Pierre Olivier Forget
En acceptant d’ouvrir cette enquête en vertu de la Loi sur l’accès à l’information, le bureau de Suzanne Legault répond à une plainte détaillée déposée conjointement par le Centre du droit de l’environnement de l’Université de Victoria et l’organisme Démocratie en surveillance, un organisme non partisan défendant l’éthique et le maintien d’une démocratie moderne et efficace au Canada.
Selon ce que conclut le long rapport que ces deux organisations ont déposé, les points de vue scientifiques – particulièrement dans les dossiers environnementaux – ont, dans six différents ministères et agences gouvernementales, été réduits à quelques lignes pré-écrites à l’intention des médias ou ont totalement été supprimés.

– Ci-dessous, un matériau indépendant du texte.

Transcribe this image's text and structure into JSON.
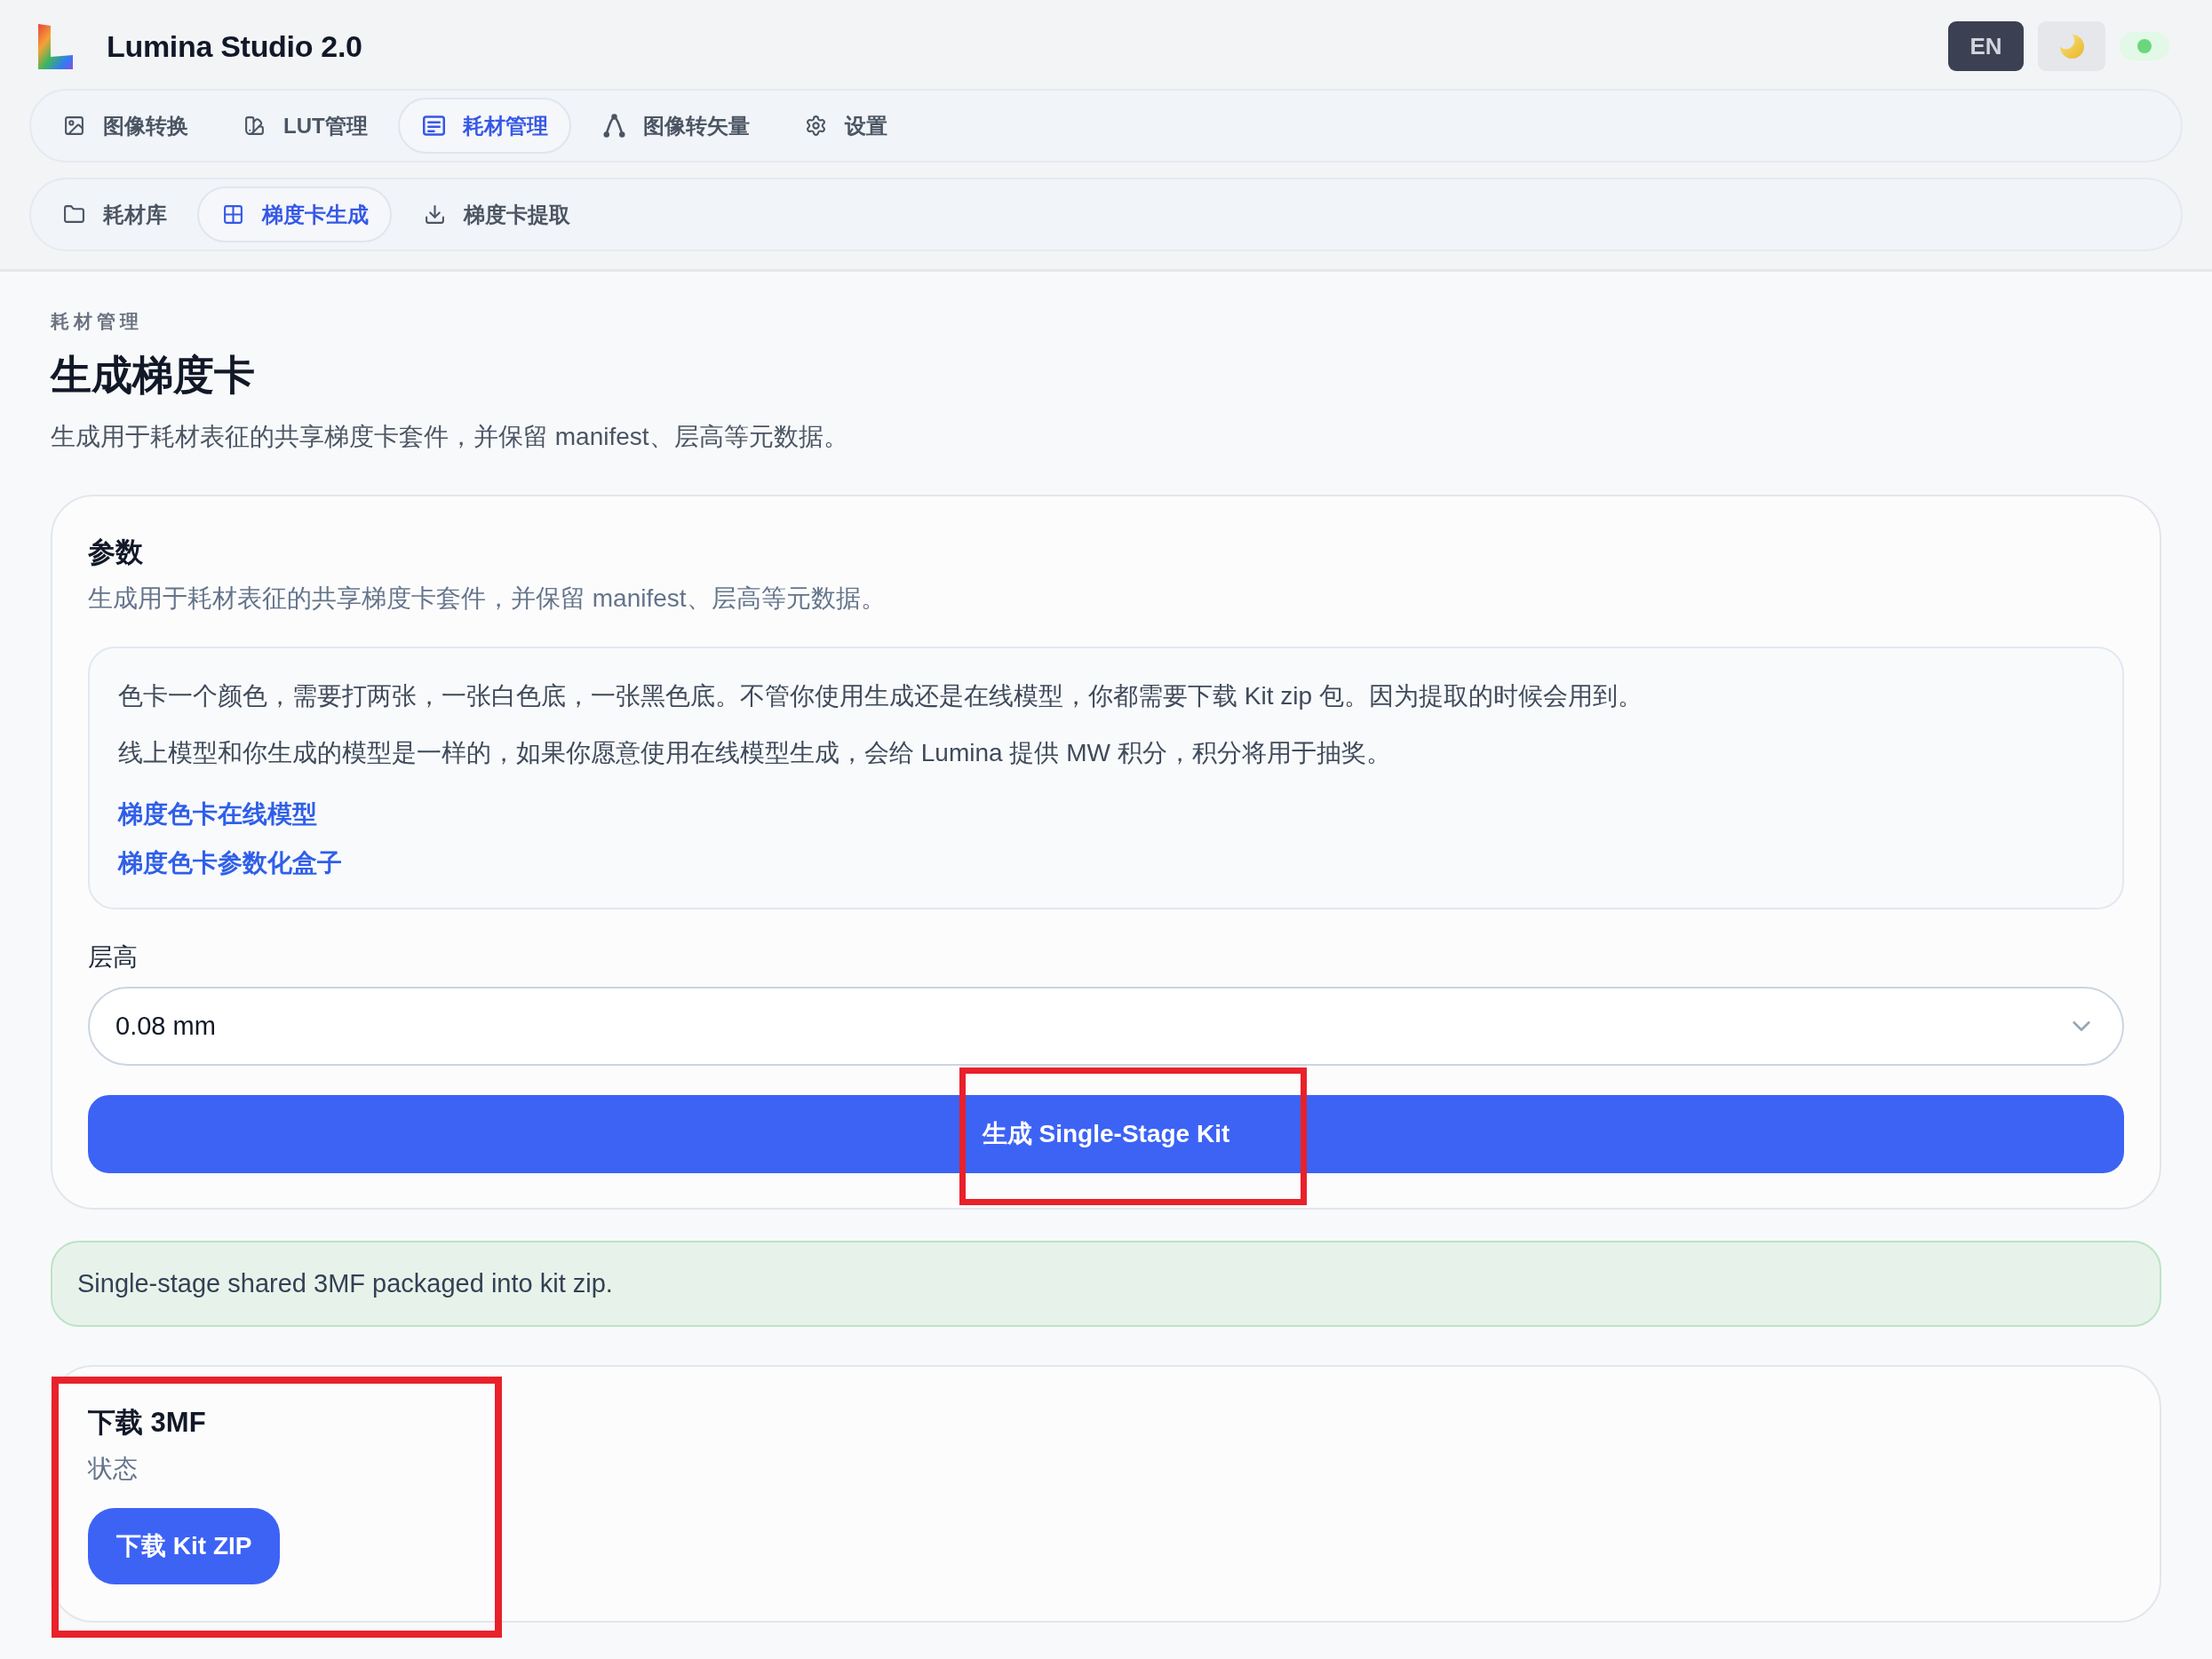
{
  "app": {
    "title": "Lumina Studio 2.0"
  },
  "header_controls": {
    "language_button": "EN",
    "status_indicator": {
      "on": true
    }
  },
  "main_tabs": [
    {
      "label": "图像转换",
      "selected": false
    },
    {
      "label": "LUT管理",
      "selected": false
    },
    {
      "label": "耗材管理",
      "selected": true
    },
    {
      "label": "图像转矢量",
      "selected": false
    },
    {
      "label": "设置",
      "selected": false
    }
  ],
  "sub_tabs": [
    {
      "label": "耗材库",
      "selected": false
    },
    {
      "label": "梯度卡生成",
      "selected": true
    },
    {
      "label": "梯度卡提取",
      "selected": false
    }
  ],
  "page": {
    "eyebrow": "耗材管理",
    "title": "生成梯度卡",
    "description": "生成用于耗材表征的共享梯度卡套件，并保留 manifest、层高等元数据。"
  },
  "parameters_panel": {
    "title": "参数",
    "description": "生成用于耗材表征的共享梯度卡套件，并保留 manifest、层高等元数据。",
    "info": {
      "paragraphs": [
        "色卡一个颜色，需要打两张，一张白色底，一张黑色底。不管你使用生成还是在线模型，你都需要下载 Kit zip 包。因为提取的时候会用到。",
        "线上模型和你生成的模型是一样的，如果你愿意使用在线模型生成，会给 Lumina 提供 MW 积分，积分将用于抽奖。"
      ],
      "links": [
        "梯度色卡在线模型",
        "梯度色卡参数化盒子"
      ]
    },
    "layer_height": {
      "label": "层高",
      "value": "0.08 mm"
    },
    "generate_button": {
      "label": "生成 Single-Stage Kit",
      "highlighted": true
    }
  },
  "status_message": {
    "kind": "success",
    "text": "Single-stage shared 3MF packaged into kit zip."
  },
  "download_panel": {
    "title": "下载 3MF",
    "status_label": "状态",
    "download_button": "下载 Kit ZIP",
    "highlighted": true
  }
}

La plainte dénonce les politiques de communication du gouvernement fédéral en place, plaidant que celles-ci musellent la communauté scientifique, ce qui a pour effet d’empêcher les Canadiens de se documenter convenablement sur la recherche en cours. Selon la plainte, la population n’est pas tenue au fait des développements de la communauté scientifique, puisque les scientifiques eux-mêmes ne sont pas autorisés à communiquer les résultats de leurs recherches –pourtant financées par les fonds publics – aux médias.
Approbation obligatoire
L’objet de l’enquête portera principalement sur une politique mise en place par le gouvernement Harper en vertu de laquelle les questions des médias portant sur des sujets jugés sensibles doivent être soumises au Bureau du Conseil privé ( le ministère du premier ministre ) avant d’être posées aux scientifiques du gouvernement canadien. Cette politique est appliquée avec une rigueur grandissante depuis sa mise en vigueur en 2006.

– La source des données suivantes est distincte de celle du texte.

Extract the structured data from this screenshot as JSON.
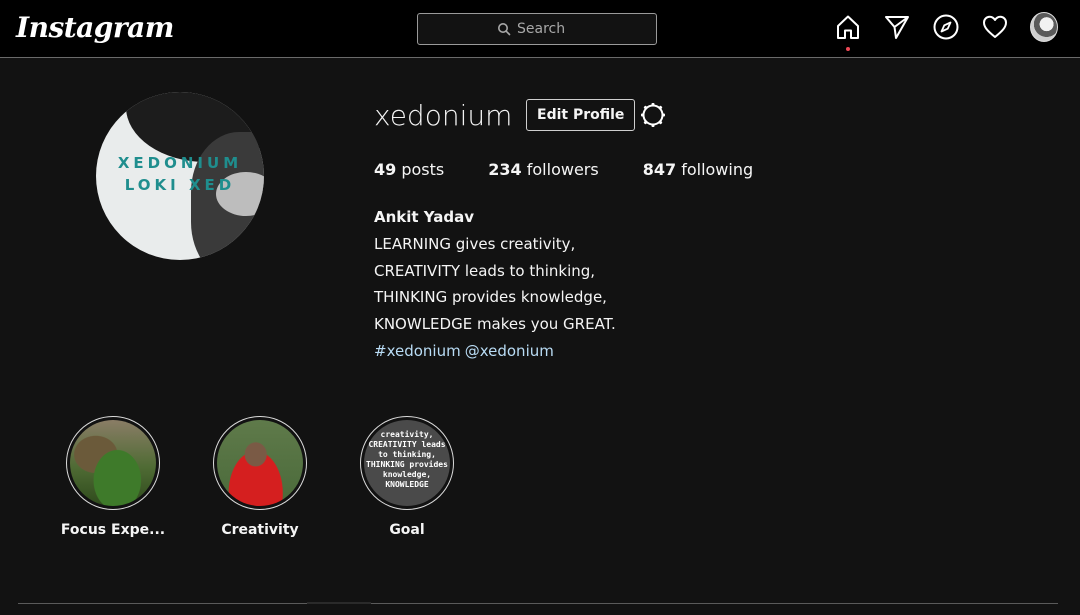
{
  "header": {
    "logo": "Instagram",
    "search_placeholder": "Search",
    "nav": [
      "home-icon",
      "direct-icon",
      "explore-icon",
      "activity-icon",
      "profile-avatar"
    ]
  },
  "profile": {
    "username": "xedonium",
    "edit_label": "Edit Profile",
    "pic_text_line1": "XEDONIUM",
    "pic_text_line2": "LOKI XED",
    "stats": [
      {
        "count": "49",
        "label": "posts"
      },
      {
        "count": "234",
        "label": "followers"
      },
      {
        "count": "847",
        "label": "following"
      }
    ],
    "full_name": "Ankit Yadav",
    "bio_lines": [
      "LEARNING gives creativity,",
      "CREATIVITY leads to thinking,",
      "THINKING provides knowledge,",
      "KNOWLEDGE makes you GREAT."
    ],
    "tags": [
      "#xedonium",
      "@xedonium"
    ]
  },
  "highlights": [
    {
      "label": "Focus Expe..."
    },
    {
      "label": "Creativity"
    },
    {
      "label": "Goal",
      "image_text": [
        "creativity,",
        "CREATIVITY leads",
        "to thinking,",
        "THINKING provides",
        "knowledge,",
        "KNOWLEDGE"
      ]
    }
  ],
  "colors": {
    "background": "#121212",
    "topbar": "#000000",
    "text": "#f5f5f5",
    "link": "#b9dcf5",
    "notification_dot": "#ed4956"
  }
}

Ainsi, le ministère fédéral de l’Environnement ne doit pas laisser intervenir publiquement ses scientifiques sur les changements climatiques, les ours polaires ou les caribous, à moins d’avoir obtenu une autorisation du Bureau du Conseil privé au préalable. Il en est de même pour Pêches et Océans Canada, qui agit sous le joug d’une politique de communication visant à s’assurer que « des citations approuvées pour les médias » soient attribuées aux scientifiques en voie d’accorder une entrevue journalistique. Une approbation est aussi nécessaire au ministère des Ressources naturelles avant qu’il puisse s’exprimer publiquement sur les sables bitumineux, ressource dont l’exploitation a été priorisée par le gouvernement Harper et dont la nocivité pour l’environnement est considérable ( exploitation minière de surface, défrichage de vastes étendues de forêt boréale, production de déchets toxiques et contribution à l’effet de serre ).

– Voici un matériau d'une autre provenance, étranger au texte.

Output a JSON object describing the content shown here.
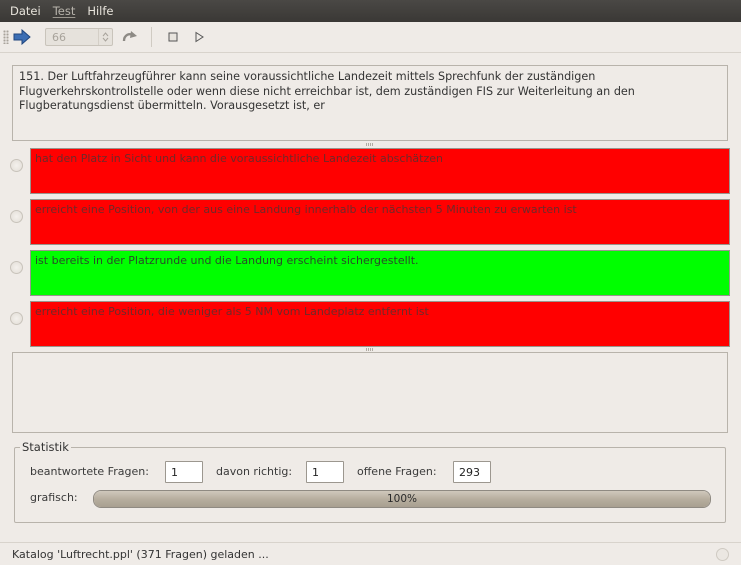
{
  "menu": [
    "Datei",
    "Test",
    "Hilfe"
  ],
  "toolbar": {
    "question_number": "66",
    "icons": [
      "arrow-right-icon",
      "redo-icon",
      "stop-icon",
      "play-icon"
    ]
  },
  "question": {
    "text": "151. Der Luftfahrzeugführer kann seine voraussichtliche Landezeit mittels Sprechfunk der zuständigen Flugverkehrskontrollstelle oder wenn diese nicht erreichbar ist, dem zuständigen FIS zur Weiterleitung an den Flugberatungsdienst übermitteln. Vorausgesetzt ist, er"
  },
  "answers": [
    {
      "text": "hat den Platz in Sicht und kann die voraussichtliche Landezeit abschätzen",
      "state": "wrong",
      "color": "#ff0000"
    },
    {
      "text": "erreicht eine Position, von der aus eine Landung innerhalb der nächsten 5 Minuten zu erwarten ist",
      "state": "wrong",
      "color": "#ff0000"
    },
    {
      "text": "ist bereits in der Platzrunde und die Landung erscheint sichergestellt.",
      "state": "right",
      "color": "#00ff00"
    },
    {
      "text": "erreicht eine Position, die weniger als 5 NM vom Landeplatz entfernt ist",
      "state": "wrong",
      "color": "#ff0000"
    }
  ],
  "explanation": "",
  "stats": {
    "legend": "Statistik",
    "answered_label": "beantwortete Fragen:",
    "answered_value": "1",
    "correct_label": "davon richtig:",
    "correct_value": "1",
    "open_label": "offene Fragen:",
    "open_value": "293",
    "graphic_label": "grafisch:",
    "progress_text": "100%",
    "progress_fraction": 1.0
  },
  "status": {
    "text": "Katalog 'Luftrecht.ppl' (371 Fragen) geladen ..."
  }
}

Pour la santé de la démocratie
Les plaintes formulées quant à la culture du silence imposée à la communauté scientifique fédérale coïncident avec une stratégie de développement tous azimuts du gouvernement Harper en ce qui concerne les ressources naturelles. Les politiques de communication mises en place par le fédéral pourraient avoir pour but de contourner les barrières pouvant s’opposer au développement effréné des ressources naturelles qu’il préconise. Briser les ponts entre la communauté scientifique et la société nuit à la démocratie, puisqu’on empêche les décisions prises collectivement de refléter des jugements éclairés, fondés sur des
raisonnements scientifiques.
Selon Chris Tollefson, directeur exécutif du Centre du droit de l’environnement de l’Université de Victoria, le sujet dans lequel plongera l’enquête dans les prochains jours est « un enjeu central pour la santé de la démocratie. » Il soutient que la population « [doit] savoir où en est le meilleur de la science dans un contexte où nous prenons de difficiles décisions quant aux
politiques publiques. »
Par conséquent, Mme Legault, dans le cadre de son mandat, aura la tâche d’enquêter sur toute pratique gouvernementale visant à empêcher la saine communication entre les scientifiques, les médias et la population. À une époque où nous devons faire face à de multiples défis environnementaux et scientifiques, les constats qu’émettra la commissaire fédérale à l’information auront un impact certain sur la santé et la qualité du processus démocratique canadien.